Mevcut altyapısı, uzman kadrosu ve sağlık kurumlarının çeşitliliği ile İzmir’in sağlık turizmi için tüm imkanlara sahip ender şehirlerden biri olduğunu belirten Başkan Dr. Cinel, “Kentimiz sağlık turizmi alanında büyük bir potansiyele sahip. Hem fiziki altyapısı hem de sağlık insan gücüyle dünya standartlarını aşan bir konumda yer alıyor. Sunulan sağlık hizmetlerinin kalitesi, uluslararası düzeyde örnek gösterilecek seviyede. Özellikle hekimlerimiz ve sağlık çalışanlarımız, sahip oldukları bilgi, beceri ve deneyimle dünya çapında takdir topluyor. Şehrimizde sağlık turizminin gelişmesi için gerekli tüm koşullar fazlasıyla mevcut. Özel sağlık sektörünün güçlü yapısıyla dikkat çeken İzmir, bu alanda önemli bir çekim merkezi olma yolunda ilerliyor. Kentte 28 özel hastane ve çok sayıda tıp merkezi faaliyet gösteriyor. Ayrıca İzmir, 9 tıp fakültesi hastanesiyle yalnızca hizmet sunmakla kalmayıp, sağlık alanında nitelikli insan kaynağı da yetiştiriyor. Ulusal ve uluslararası alanda önemli hastaneler ve sağlık kuruluşları İzmir’e yatırım yapma konusunda ciddi bir ilgi gösteriyor. Bu da İzmir’in sağlık turizminde yükselen bir değer olduğunu açıkça ortaya koyuyor” ifadelerini kullandı.
‘DİREKT UÇUŞLARIN ETKİSİ’
Direk uçuş bağlantılarının güçlendirilmesi ve seyahat acentelerinin sürece entegre edilmesinin faydalarına dikkati çeken Başkan Dr. Cinel, “İzmir’in önemli potansiyelinin tam anlamıyla değerlendirilmesinin önünde hala bazı önemli engeller bulunuyor. Bunların başında da direkt uçuş eksikliği geliyor. Yurt dışından gelen birçok sağlık turisti, önce İstanbul gibi büyük havaalanlarına inmek zorunda kalıyor, ardından İzmir’e aktarma yapmak durumunda kalıyor. Bu da hem zaman hem maliyet açısından ciddi bir dezavantaj yaratıyor. Oysa direkt uçuşların artırılması, İzmir’i sağlık turistleri için çok daha cazip hale getirecektir.
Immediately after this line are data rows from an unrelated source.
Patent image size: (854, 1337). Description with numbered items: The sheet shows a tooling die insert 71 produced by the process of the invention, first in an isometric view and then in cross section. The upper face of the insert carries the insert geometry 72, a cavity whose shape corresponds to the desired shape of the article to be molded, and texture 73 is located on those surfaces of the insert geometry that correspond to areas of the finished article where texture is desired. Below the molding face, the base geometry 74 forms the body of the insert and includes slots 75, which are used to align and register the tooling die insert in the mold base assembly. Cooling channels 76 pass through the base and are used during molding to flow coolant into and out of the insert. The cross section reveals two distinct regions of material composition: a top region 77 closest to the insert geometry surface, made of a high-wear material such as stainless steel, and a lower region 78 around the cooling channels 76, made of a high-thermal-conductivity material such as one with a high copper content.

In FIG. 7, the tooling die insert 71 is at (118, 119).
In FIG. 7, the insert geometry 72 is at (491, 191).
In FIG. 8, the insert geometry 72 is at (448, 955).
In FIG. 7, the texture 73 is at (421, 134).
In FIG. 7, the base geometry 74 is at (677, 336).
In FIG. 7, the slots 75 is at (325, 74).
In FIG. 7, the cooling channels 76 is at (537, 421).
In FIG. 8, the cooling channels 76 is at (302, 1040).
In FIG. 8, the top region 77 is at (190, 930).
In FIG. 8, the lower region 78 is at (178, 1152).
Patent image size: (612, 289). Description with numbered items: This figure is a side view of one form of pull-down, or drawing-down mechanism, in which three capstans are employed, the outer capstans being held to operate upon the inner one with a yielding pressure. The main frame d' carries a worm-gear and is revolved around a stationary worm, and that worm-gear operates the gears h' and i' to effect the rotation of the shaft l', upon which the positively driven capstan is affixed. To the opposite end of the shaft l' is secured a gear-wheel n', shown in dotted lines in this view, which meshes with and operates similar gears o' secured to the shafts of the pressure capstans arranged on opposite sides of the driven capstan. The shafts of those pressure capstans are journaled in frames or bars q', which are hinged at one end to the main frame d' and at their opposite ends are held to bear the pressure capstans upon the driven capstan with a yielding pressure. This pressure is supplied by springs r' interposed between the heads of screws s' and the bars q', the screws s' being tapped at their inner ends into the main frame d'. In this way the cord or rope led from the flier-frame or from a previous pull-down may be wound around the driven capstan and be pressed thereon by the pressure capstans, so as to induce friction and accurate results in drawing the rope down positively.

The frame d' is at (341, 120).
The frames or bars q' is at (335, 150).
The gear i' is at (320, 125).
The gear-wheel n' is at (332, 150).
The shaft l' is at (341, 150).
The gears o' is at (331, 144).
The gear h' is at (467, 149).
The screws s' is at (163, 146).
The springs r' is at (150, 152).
Bu noktada özellikle Sun Express gibi havayolu şirketlerinin İzmir’i merkez noktası haline getirmiş olması büyük bir fırsattır. Doğrudan uçuşlar arttıkça, sağlık turistlerinin İzmir’i tercih etme oranı da yükselecektir. Sağlık turizminde hizmet bütünlüğü de önemli. Akredite seyahat acentelerinin; ulaşım, konaklama ve transfer gibi süreçlerde etkin rol oynaması gerekiyor. Bu konuda yönetmelikler var. Hatta söz konusu yönetmeliğin bazı hükümleri, sektör paydaşları tarafından kamu yararına uygun bulunmamış ve Türkiye Seyahat Acenteleri Birliği (TÜRSAB) tarafından dava açılmıştır” şeklinde konuştu.